Take the ethereal lump of bronze that Armen Agop has painted a shade of deep, black nothingness. This void-like sculpture looks as if it could have fallen from the sky and its perfect contours are almost unnerving.
Slightly more familiar are the works by Ahmed Askalany. Following his recent solo show at the gallery, where he displayed a collection of humorous, if slightly morbid, waxworks of modern life, Askalany brings a few more sculptures together for this group show. This time, he’s tightly woven palm leaves into a macabre group of hens, whose featureless necks protrude in a wholly unnatural way.
Though a fairly sculpture-focused show, we’re quite taken with Randa Shaath’s photographs of Cairo. Dense, urban yet warm – her images, particularly the ‘Sidewalk’ piece featured in the show, portray a city built of people. Cars mingle with walkers, they form boundaries and roads in the street. The city itself appears subsumed by humanity, but also constructed by it. People appear to fill every space of the city, like its very mortar.

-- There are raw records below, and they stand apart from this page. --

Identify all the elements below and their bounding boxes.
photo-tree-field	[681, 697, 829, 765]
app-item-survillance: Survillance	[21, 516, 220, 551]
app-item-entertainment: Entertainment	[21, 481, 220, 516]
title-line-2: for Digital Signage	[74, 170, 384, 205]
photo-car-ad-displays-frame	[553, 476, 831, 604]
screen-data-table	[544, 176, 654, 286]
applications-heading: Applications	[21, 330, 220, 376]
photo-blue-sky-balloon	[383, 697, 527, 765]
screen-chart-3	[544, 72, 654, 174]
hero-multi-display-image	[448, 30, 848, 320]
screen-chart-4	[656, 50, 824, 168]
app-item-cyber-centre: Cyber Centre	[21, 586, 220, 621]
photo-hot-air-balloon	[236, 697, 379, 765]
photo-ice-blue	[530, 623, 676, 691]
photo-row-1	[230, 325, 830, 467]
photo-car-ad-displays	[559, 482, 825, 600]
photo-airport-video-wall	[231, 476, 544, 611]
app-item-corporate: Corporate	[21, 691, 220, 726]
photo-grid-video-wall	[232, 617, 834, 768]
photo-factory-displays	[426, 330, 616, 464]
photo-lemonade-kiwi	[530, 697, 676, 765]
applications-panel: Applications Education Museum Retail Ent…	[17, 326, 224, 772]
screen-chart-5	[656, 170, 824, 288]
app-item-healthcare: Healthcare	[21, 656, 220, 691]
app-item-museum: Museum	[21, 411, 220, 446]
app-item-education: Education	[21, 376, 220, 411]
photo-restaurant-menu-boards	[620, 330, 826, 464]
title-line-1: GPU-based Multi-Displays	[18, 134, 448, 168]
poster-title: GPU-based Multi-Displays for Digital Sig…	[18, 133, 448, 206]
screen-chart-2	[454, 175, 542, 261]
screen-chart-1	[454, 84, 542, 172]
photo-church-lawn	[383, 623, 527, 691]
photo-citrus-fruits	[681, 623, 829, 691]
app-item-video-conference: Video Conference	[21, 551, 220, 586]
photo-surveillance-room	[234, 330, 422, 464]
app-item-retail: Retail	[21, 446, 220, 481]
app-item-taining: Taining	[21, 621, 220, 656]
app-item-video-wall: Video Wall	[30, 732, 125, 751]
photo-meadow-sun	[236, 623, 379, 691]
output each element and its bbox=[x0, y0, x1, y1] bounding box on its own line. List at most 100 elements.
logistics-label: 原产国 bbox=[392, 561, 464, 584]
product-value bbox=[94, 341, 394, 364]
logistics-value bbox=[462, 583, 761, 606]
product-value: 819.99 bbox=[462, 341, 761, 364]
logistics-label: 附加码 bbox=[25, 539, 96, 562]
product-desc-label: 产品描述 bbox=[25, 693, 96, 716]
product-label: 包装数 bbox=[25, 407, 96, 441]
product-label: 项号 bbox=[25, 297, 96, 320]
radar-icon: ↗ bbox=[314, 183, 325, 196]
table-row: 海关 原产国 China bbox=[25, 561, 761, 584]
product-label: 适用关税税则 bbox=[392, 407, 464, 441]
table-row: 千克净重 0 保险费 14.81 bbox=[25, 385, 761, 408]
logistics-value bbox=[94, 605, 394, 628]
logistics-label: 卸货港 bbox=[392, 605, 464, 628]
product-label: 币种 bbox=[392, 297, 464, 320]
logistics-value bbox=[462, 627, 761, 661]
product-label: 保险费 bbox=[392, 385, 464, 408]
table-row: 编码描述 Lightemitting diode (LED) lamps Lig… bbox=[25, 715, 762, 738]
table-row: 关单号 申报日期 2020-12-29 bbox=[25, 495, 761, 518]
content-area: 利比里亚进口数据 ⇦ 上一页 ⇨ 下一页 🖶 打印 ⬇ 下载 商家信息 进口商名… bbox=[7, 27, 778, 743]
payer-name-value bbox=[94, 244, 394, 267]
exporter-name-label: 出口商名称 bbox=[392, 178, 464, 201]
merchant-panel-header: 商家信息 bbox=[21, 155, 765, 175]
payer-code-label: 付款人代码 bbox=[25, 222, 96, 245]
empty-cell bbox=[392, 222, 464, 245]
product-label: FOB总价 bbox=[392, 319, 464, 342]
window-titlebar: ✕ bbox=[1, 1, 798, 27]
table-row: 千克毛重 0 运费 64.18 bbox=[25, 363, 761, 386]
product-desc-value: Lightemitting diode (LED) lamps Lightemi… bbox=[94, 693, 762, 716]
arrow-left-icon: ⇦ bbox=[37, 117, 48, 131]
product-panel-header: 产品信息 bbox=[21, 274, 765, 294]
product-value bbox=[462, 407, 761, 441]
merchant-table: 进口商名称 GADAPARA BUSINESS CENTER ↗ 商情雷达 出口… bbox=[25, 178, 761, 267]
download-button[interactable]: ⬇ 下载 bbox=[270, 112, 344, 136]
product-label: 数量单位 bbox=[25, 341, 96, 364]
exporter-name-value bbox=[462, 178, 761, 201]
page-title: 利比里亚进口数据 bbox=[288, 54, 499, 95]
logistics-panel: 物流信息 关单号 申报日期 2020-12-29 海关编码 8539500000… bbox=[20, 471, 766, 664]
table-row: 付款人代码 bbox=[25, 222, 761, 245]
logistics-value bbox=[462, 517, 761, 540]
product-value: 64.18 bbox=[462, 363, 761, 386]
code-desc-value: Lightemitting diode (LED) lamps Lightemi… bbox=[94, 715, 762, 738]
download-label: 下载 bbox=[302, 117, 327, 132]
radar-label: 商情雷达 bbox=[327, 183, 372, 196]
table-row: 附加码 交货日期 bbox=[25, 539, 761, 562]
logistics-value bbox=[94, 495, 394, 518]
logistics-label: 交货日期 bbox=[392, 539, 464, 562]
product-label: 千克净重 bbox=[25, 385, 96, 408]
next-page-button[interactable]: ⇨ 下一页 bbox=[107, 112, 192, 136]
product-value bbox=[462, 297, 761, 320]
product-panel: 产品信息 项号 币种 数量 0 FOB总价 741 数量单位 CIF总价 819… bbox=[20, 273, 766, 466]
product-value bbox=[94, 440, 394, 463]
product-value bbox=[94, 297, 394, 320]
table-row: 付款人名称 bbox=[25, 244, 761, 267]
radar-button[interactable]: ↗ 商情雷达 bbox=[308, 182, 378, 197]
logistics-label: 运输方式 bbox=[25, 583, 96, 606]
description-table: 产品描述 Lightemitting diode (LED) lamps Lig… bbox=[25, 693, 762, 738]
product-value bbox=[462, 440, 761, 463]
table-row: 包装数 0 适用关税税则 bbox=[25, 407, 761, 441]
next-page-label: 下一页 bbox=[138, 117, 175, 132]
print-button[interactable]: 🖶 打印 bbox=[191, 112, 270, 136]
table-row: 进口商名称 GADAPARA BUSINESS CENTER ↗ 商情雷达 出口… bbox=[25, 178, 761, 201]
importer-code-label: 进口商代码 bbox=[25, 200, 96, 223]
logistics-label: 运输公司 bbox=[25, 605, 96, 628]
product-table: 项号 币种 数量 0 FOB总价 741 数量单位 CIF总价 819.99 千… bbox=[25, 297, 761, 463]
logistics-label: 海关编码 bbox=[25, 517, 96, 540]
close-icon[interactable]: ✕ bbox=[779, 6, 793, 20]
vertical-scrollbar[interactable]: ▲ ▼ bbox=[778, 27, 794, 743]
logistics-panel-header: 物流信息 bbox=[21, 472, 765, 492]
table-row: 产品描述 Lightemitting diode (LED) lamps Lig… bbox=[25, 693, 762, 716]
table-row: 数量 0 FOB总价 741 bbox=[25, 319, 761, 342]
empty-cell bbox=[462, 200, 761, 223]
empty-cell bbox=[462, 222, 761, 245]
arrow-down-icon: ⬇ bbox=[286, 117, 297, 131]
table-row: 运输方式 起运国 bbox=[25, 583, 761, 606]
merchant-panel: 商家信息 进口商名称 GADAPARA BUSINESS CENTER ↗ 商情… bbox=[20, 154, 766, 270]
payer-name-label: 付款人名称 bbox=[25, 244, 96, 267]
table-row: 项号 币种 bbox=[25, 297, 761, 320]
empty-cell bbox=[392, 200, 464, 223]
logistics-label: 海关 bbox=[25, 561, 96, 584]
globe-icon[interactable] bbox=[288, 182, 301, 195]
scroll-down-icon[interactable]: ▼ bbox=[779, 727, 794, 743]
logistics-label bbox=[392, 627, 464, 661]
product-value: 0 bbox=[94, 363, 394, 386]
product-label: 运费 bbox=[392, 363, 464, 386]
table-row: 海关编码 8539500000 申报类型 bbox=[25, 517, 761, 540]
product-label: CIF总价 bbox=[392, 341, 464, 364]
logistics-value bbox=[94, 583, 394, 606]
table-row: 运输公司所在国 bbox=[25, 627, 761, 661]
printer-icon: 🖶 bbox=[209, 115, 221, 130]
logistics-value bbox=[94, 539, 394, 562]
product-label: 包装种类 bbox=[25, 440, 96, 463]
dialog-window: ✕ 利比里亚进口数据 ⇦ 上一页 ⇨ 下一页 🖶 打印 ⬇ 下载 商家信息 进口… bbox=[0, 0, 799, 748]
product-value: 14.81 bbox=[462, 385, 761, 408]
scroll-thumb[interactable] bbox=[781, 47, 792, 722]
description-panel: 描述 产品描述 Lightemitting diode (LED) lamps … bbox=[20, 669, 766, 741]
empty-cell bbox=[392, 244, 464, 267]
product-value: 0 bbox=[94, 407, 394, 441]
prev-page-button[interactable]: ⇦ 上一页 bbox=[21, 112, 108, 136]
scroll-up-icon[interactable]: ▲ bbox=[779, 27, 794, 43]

Look out as well for the elegant oil portrait by Ibrahim El Dessouki, ‘Living Cairo’. This peacefully composed meeting of gently saturated colours really is one of the stronger pieces in this show. Dessouki brings a haughty swing to his female subject, he can at once compose a figure who is regal and yet imbued with a vitalised and invigorated rhythm.
The sheer scale of this show is perfect for a space like Artsawa, and it’s good to see it turning its focus back to North Africa. The gallery has a good roster of artists from this region of the Arab world – Algeria, Tunisia and, of course, Egypt – and they would do well to stay in this vein, revealing what’s happening in that area artwise and exposing its epicentre, the madness (as Randa Shaath shows it) that is Cairo. Recommended.